Although much of your layout is static, there are many design elements that can be changed. We’ll cover them all individually.


Header

The header sits at the top of the page and draw the most attention. It contains the logo, which will often set the tone for the rest of the sites design.


There are three main types of header designs:


Logo - this is the most basic design. A logo can either be set to size Normal, Large, or Banner. Transparent logos are recommended in almost all cases and PNG is typically the best image format (though a GIF will work).


Logo might need some modification. Best to have the raw file but you can probably work with any image type. Look at the current site and look at the logo. Do we want to make the logo the header? How large do we want that? Scale it accordingly. If you have a small logo you can add some text elements to it and make it look better.


Examplehttps://canadianultimate.com/


Banner - this is a rare, but effective design. It involves a non-transparent banner whose colors match that of the rest of the site. Banner size looks best around 1045 x 155, but feel free to play around with different sizes that might work for you. 


Note that banner only works in the "Verge" layout. 


Example: http://manly.ultimatecentral.com/


Logo with Background Image/Buttons - also known as the 'Hero Banner', this design works well for displaying a logo over a photo background, as well as inserting tagline and subtitles, and most popular of all, buttons with calls to action for pages on the site.


If selected, the background image should be high resolution with action in the center of the image. In almost all cases, a background image should be a photo, not a design, gradient or solid color. If you’re using a photo, you’ll want to break the images up with some solid colors. Put a pattern on top of the image.


It’s important to understand that a background image can range from a short, long rectangle to a tall, narrow rectangle depending on the viewing device of the user.


Examplehttp://pada.org

    • The background

    • The logo

    • Navigation color

    • Primary color


Grid

The 'Hero Grid' is a series of five blocks, one major block and four supporting blocks.
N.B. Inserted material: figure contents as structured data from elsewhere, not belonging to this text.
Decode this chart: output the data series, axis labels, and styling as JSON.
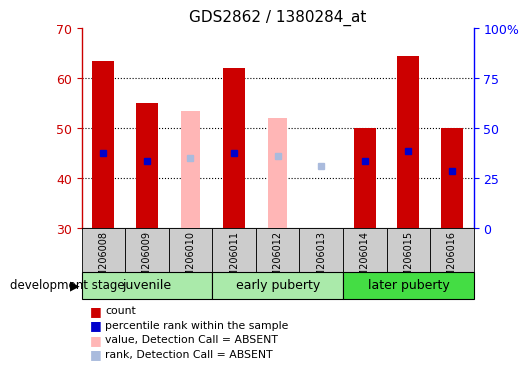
{
  "title": "GDS2862 / 1380284_at",
  "samples": [
    "GSM206008",
    "GSM206009",
    "GSM206010",
    "GSM206011",
    "GSM206012",
    "GSM206013",
    "GSM206014",
    "GSM206015",
    "GSM206016"
  ],
  "bar_bottom": 30,
  "ylim": [
    30,
    70
  ],
  "y2lim": [
    0,
    100
  ],
  "y_ticks": [
    30,
    40,
    50,
    60,
    70
  ],
  "y2_ticks": [
    0,
    25,
    50,
    75,
    100
  ],
  "count_values": [
    63.5,
    55.0,
    null,
    62.0,
    null,
    30.0,
    50.0,
    64.5,
    50.0
  ],
  "absent_value_values": [
    null,
    null,
    53.5,
    null,
    52.0,
    null,
    null,
    null,
    null
  ],
  "percentile_rank": [
    45.0,
    43.5,
    null,
    45.0,
    null,
    null,
    43.5,
    45.5,
    41.5
  ],
  "absent_rank_values": [
    null,
    null,
    44.0,
    null,
    44.5,
    42.5,
    null,
    null,
    null
  ],
  "bar_width": 0.5,
  "absent_bar_width": 0.45,
  "count_color": "#CC0000",
  "percentile_color": "#0000CC",
  "absent_value_color": "#FFB6B6",
  "absent_rank_color": "#AABBDD",
  "group_defs": [
    {
      "name": "juvenile",
      "start": 0,
      "end": 3,
      "color": "#AAEAAA"
    },
    {
      "name": "early puberty",
      "start": 3,
      "end": 6,
      "color": "#AAEAAA"
    },
    {
      "name": "later puberty",
      "start": 6,
      "end": 9,
      "color": "#44DD44"
    }
  ],
  "legend_items": [
    {
      "label": "count",
      "color": "#CC0000"
    },
    {
      "label": "percentile rank within the sample",
      "color": "#0000CC"
    },
    {
      "label": "value, Detection Call = ABSENT",
      "color": "#FFB6B6"
    },
    {
      "label": "rank, Detection Call = ABSENT",
      "color": "#AABBDD"
    }
  ]
}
These blocks can be occupied by an event, a page, a product, or a post. For a page, it will pull in the “media item” image under Sharing and Search, for the others, it will pull in the default image.


The grid is meant to be something that is frequently updated, but it’s always good to give it an initial design that inspires!


You typically don’t want photos with other photos as a background, so if you’re using the grid layout, you should try for a solid color or patterned background.


Note that images will need to have an 83:100 aspect ratio to appear without clipping on the Hero Grid in desktop mode (and should fit inside a 55:100 aspect ratio box in order to appear without clipping on mobile). 


Example: http://www.pacificweightliftingassociation.org


Colors

The site colors determine the navigation and button colors. Match these to what the you currently use for your logo with the Chrome extension “Colorpick Eyedropper”. Use at max three colors. You can choose additional colors using a color wheel, like paletton.com. Choose your primary color, and choose the tetrad option.


For color schemes, consider using similar colors on top of each other instead of always opposite colors. It gives sites a cool effect.


Note: Hyperlinks will always take the 'primary' content color


Background

The site background is the finishing touch on a great design. A great background can make a good design great. Think of it like ice cream cake. Mmmm, cake.


Backgrounds can either be photos, a pattern, nothing, or a gradient. Don’t be afraid of a blank background, with strong colors and a visual header, it can look quite modern and elegant. If you do want to use a solid color background, strongly consider adding a gradient effect (http://rocultimate.org/ is a good example).


For sites with headers with photos in them, or grids with photos in them, it’s probably best to go with a pattern or a gradient.


For standard logo sites, a photo looks best. Find photos on Creative Commons. Photos often look better with some sort of pattern over them, like a vignette, a swirl, gingham, etc.